Three JLR-sponsored scholarships, worth £4000 ($A8220) a year, will be awarded this year, directed at courses linked to the automotive sector and sport.
The scholarships will be made available to any full-time student (UK, EU or overseas) who are children of a permanent JLR employee and are beginning their studies in September 2009 on one of the selected courses.
Left: Geoff Polites.
Mr Polites battled cancer for two years and died at the age of 60 in April 2008, just a few weeks after concluding the sale of JLR to India’s Tata Motors.
He was president of Ford Australia from 1999 to 2004 before moving to Europe, where he was then responsible for leading Jaguar Land Rover back to profitability as chief executive from 2005 until his death.
In a 40-year automotive career, Mr Polites proved to be an inspirational leader and Jaguar engineering chief Kevin Stride said last week he made a huge impression on the company during his time in Coventry.
Mr Stride said the new scholarship was a fitting tribute to a man who was still sorely missed by the company’s employees and would long be remembered with fondness.
To mark the occasion of the scholarship announcement, JLR not only made a Jaguar XF available for display in University Square on the day but also previewed the new Land Rover Discovery 4, which will not reach British showrooms until October.
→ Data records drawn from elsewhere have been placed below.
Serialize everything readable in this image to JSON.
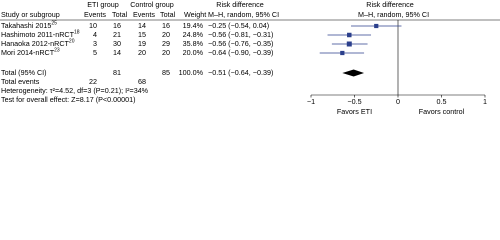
{
  "chart_data": {
    "type": "forest",
    "headers": {
      "study": "Study or subgroup",
      "group1": "ETI group",
      "group2": "Control group",
      "events": "Events",
      "total": "Total",
      "weight": "Weight",
      "effect": "Risk difference",
      "method": "M–H, random, 95% CI"
    },
    "rows": [
      {
        "study": "Takahashi 2015",
        "ref": "25",
        "events1": 10,
        "total1": 16,
        "events2": 14,
        "total2": 16,
        "weight": {
          "value": 19.4,
          "label": "19.4%"
        },
        "estimate": -0.25,
        "ci": [
          -0.54,
          0.04
        ],
        "estimate_label": "−0.25 (−0.54, 0.04)"
      },
      {
        "study": "Hashimoto 2011-nRCT",
        "ref": "18",
        "events1": 4,
        "total1": 21,
        "events2": 15,
        "total2": 20,
        "weight": {
          "value": 24.8,
          "label": "24.8%"
        },
        "estimate": -0.56,
        "ci": [
          -0.81,
          -0.31
        ],
        "estimate_label": "−0.56 (−0.81, −0.31)"
      },
      {
        "study": "Hanaoka 2012-nRCT",
        "ref": "20",
        "events1": 3,
        "total1": 30,
        "events2": 19,
        "total2": 29,
        "weight": {
          "value": 35.8,
          "label": "35.8%"
        },
        "estimate": -0.56,
        "ci": [
          -0.76,
          -0.35
        ],
        "estimate_label": "−0.56 (−0.76, −0.35)"
      },
      {
        "study": "Mori 2014-nRCT",
        "ref": "23",
        "events1": 5,
        "total1": 14,
        "events2": 20,
        "total2": 20,
        "weight": {
          "value": 20.0,
          "label": "20.0%"
        },
        "estimate": -0.64,
        "ci": [
          -0.9,
          -0.39
        ],
        "estimate_label": "−0.64 (−0.90, −0.39)"
      }
    ],
    "total": {
      "label": "Total (95% CI)",
      "total1": 81,
      "total2": 85,
      "weight": {
        "value": 100.0,
        "label": "100.0%"
      },
      "estimate": -0.51,
      "ci": [
        -0.64,
        -0.39
      ],
      "estimate_label": "−0.51 (−0.64, −0.39)"
    },
    "total_events": {
      "label": "Total events",
      "events1": 22,
      "events2": 68
    },
    "heterogeneity": "Heterogeneity: τ²=4.52, df=3 (P=0.21); I²=34%",
    "overall_test": "Test for overall effect: Z=8.17 (P<0.00001)",
    "xlim": [
      -1,
      1
    ],
    "xticks": [
      {
        "value": -1,
        "label": "−1"
      },
      {
        "value": -0.5,
        "label": "−0.5"
      },
      0,
      0.5,
      1
    ],
    "favors_left": "Favors ETI",
    "favors_right": "Favors control",
    "color": "#2b3f8c"
  }
}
Coventry University began as a college of design in 1843, amalgamated with two local engineering and technology colleges in 1970, when it was renamed Lanchester Polytechnic in honour of legendary British automotive engineer Fred Lanchester, and officially became a university in 1992.
The university emblem is the phoenix, a mythical bird that rose from the ashes, just like the city of Coventry after being destroyed during World War 2.
Coventry University runs several automotive engineering courses, as well as specific courses in vehicle dynamics, vehicle safety and engine design.